Bard worked well on some simple tasks. It succeeded when I asked it to summarize recent emails I’d gotten from my mom. (Sorry, Mom! I read them, I promise!) It also responded well to prompts about emails on single subjects, such as “summarize recent emails I’ve gotten about A.I.”

But when I asked it to perform more complicated tasks, it wobbled.

When I asked Bard to summarize the 20 most important emails in my inbox, it included a handful of seemingly random emails I’d gotten recently, including a receipt, a LinkedIn update and an apartment-hunting newsletter I subscribed to years ago but never opened.

When I instructed Bard to “pick five emails from the Primary tab of my Gmail, draft responses to those emails in my voice and show me the drafts,” it instead pulled from my Promotions tab and drafted a very nice note to the Nespresso coffee company, thanking them for the offer of a 25 percent discount on a new espresso machine.

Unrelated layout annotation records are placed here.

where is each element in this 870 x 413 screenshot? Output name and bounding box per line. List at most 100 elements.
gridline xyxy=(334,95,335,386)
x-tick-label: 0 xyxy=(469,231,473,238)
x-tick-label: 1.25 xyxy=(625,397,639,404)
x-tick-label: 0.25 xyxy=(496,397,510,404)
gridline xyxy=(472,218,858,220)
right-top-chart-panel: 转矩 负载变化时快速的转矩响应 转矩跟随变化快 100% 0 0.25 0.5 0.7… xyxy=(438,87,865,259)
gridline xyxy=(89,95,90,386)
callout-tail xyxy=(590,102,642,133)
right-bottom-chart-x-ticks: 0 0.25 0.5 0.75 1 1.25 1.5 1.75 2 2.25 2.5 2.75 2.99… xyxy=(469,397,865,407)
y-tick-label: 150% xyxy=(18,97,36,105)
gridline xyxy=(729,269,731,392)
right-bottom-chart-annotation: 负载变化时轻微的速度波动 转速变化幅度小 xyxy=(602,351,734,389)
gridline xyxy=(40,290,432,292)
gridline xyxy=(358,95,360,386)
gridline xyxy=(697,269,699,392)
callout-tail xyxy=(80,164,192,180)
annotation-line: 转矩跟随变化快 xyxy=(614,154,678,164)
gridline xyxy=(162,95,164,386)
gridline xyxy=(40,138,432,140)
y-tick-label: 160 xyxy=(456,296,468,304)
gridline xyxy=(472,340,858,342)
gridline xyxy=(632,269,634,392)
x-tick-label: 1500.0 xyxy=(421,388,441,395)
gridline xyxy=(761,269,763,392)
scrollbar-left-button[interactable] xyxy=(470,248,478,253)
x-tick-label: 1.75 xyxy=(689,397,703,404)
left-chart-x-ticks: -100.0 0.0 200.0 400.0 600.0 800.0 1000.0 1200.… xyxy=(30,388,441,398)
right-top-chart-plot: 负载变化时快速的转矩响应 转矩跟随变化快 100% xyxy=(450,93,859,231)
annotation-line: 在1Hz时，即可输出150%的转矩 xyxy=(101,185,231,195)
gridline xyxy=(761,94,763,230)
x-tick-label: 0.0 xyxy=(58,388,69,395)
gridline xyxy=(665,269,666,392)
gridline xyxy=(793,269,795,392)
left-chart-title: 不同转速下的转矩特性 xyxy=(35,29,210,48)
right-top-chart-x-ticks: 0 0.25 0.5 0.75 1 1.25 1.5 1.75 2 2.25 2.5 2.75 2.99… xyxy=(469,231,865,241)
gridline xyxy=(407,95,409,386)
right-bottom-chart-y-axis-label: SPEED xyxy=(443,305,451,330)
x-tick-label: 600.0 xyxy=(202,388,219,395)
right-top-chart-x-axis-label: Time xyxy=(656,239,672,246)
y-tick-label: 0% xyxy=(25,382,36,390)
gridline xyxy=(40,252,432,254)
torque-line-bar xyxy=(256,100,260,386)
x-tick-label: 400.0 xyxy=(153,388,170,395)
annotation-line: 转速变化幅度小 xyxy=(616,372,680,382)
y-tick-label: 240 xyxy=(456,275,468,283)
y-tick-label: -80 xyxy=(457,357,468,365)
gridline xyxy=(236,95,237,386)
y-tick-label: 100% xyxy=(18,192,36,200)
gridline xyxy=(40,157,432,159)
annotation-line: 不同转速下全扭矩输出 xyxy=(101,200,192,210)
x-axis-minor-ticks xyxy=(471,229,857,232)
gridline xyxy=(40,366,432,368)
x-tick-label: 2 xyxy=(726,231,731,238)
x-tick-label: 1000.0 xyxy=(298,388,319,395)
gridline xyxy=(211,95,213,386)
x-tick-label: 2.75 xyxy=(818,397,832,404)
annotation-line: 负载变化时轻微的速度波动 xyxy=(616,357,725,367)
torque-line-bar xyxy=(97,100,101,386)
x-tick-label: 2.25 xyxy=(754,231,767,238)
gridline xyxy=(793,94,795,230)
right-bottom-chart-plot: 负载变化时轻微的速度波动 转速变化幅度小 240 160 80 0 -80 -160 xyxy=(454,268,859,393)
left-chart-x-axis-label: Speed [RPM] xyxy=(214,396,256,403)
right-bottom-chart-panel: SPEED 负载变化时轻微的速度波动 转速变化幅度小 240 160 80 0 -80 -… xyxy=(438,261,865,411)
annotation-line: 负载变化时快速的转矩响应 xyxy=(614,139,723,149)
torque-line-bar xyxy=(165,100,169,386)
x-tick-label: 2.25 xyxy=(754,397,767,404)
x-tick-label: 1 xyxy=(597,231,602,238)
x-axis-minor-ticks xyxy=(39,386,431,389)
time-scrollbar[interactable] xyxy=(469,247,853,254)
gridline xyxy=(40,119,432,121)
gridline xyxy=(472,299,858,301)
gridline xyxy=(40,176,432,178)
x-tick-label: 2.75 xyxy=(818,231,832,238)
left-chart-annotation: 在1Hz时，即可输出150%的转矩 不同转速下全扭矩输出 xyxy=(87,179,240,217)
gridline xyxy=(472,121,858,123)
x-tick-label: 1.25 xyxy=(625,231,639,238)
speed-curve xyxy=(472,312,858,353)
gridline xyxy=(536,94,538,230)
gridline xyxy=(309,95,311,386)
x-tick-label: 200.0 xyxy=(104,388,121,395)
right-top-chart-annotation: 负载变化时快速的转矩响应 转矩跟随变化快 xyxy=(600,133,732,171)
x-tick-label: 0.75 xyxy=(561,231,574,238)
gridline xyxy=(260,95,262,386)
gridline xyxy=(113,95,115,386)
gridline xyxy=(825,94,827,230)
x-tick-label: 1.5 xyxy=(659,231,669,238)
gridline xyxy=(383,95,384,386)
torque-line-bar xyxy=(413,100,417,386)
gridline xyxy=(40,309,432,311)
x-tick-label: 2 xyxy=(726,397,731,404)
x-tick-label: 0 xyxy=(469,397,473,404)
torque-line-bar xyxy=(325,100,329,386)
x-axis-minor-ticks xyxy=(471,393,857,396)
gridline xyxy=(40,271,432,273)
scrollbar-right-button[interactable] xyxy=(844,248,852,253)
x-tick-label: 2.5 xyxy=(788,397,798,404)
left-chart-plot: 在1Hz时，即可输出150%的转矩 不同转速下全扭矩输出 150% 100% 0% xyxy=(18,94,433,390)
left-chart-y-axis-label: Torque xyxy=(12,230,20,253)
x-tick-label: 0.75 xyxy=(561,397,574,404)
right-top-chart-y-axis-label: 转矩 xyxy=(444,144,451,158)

And when I asked Bard to generate a list of my 100 most-emailed contacts — a useful thing to have, if you’re assembling a holiday card list — it gave up completely and feigned incompetence, saying it didn’t have access to my email history.

Mr. Krawczyk said initial hiccups like these were expected. But he also reiterated that Bard would get better over time, and he predicted that A.I. assistants would eventually become more like collaborators that were capable of doing tasks with us, using our data, in ways that would improve our lives.

“We know it’s not perfect, but it’s super inspiring,” he said.